Despite what our newly-minted neofascist pundits are screaming at us these days, it isn’t time to re-think our principles, especially not at the behest of people who openly despise both thinking and principles. We already know what we need to know, namely that while we may not outlast them, our principles most definitely will. The rest is just noise.

The American Degeneracy

If there ever was any doubt, there’s none now. There’ll be no justice, no mercy, and no place to hide so long as Trump, Vance, Musk, and their coterie of bootlickers, wannabes, and volunteer thugs are running things. Act accordingly.

The Irrelevance of Precedent

What do I think about TikTok? What do I think about X? What do I think about all our 21st century digital anxieties—China’s nefarious designs on democracy, Musk’s knee-jerk racism, Zuckerberg’s peculiar concept of masculinity, Thiel’s equally peculiar attitude toward his own mortality, and by extension our own?

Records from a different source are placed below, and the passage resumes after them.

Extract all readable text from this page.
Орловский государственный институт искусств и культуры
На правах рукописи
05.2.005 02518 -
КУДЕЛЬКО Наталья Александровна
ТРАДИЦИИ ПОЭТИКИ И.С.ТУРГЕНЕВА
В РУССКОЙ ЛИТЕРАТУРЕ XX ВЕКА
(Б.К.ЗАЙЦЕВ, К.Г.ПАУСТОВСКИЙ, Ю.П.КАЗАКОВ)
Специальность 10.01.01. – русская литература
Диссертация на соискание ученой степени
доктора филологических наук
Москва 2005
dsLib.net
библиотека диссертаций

What I think is that once the box is opened, Pandora can no longer help us—or, in more contemporary terms, scale matters. What does that mean? It means, to resort to the original Latin, Homo sum, humani nihil a me alienum puto. Genuine freedom of speech reveals things to us about ourselves that we’d rather not know. Content moderation can’t help us with that. Neither can the clever pretense of algorithm patrolling, nor bans that, for obvious economic reasons, won’t ever actually be enforced except selectively. Not even some real version of the Butlerian Jihad can help us.

The singularity may never come to pass, but governmental interventions in the creations of the digital age, legislative, executive, or judicial, are, like the military career of Josef Švejk, tainted with all the accidental qualities an indifferent universe can conjure. The truth is, we can no longer afford our own immaturity. My advice is simple: don’t go with the tech bros if you want to live. They really have no idea what they’ve wrought.

Novus Ordo Seclorum

Along with many others, I’ve long thought and said as much here and elsewhere that Americans would have a difficult time adjusting to the end of post-war US hegemony and the rise of a multipolar world order. It now seems fair to say that the re-election of Donald Trump makes that hard-core recalcitrance a certainty. And when you start finding things like this on the Internet, it’s probably also fair to say that none of that pig-headedness will go down well with what our previous leaders have been pleased to call The International Community:

A map of the united states with the words " dumbfuckkistan " written in it.

Ars Gratia Artis Ain’t the Half of It

The sarabande from Bach’s cello suite no. 2 in D minor, BWV 1008, was my first glimpse into the one abyss that human beings can always look into with confidence that their eternal immaturity will be respected. Music is the abyss that looks back into us without any attempt to claim dominion over us, the abyss that offers us a rare chance to defeat entropy. Music isn’t always destined to soothe the savage beast in us—every once in a while it escapes the definitions we’ve reserved for it and confirms the fundamental savagery of our right to exist in a universe filled with marvels that otherwise might remain beyond us in every way.

The Apostle’s Creed

“Will you tell me the truth?”

“Almost never. The truth is complex, far more complex than my intention. The truth that I will tell you, that I can tell you, is that between human beings intention is everything, and that my intention is to tell you only as much of the truth as I think likely to leave you undamaged.

That’s why you mustn’t trust me. Good intentions are inevitably tainted with both ignorance and condescension. Never mind what Nietzsche said, no one ever gets beyond good and evil. The nature of reality forbids it.”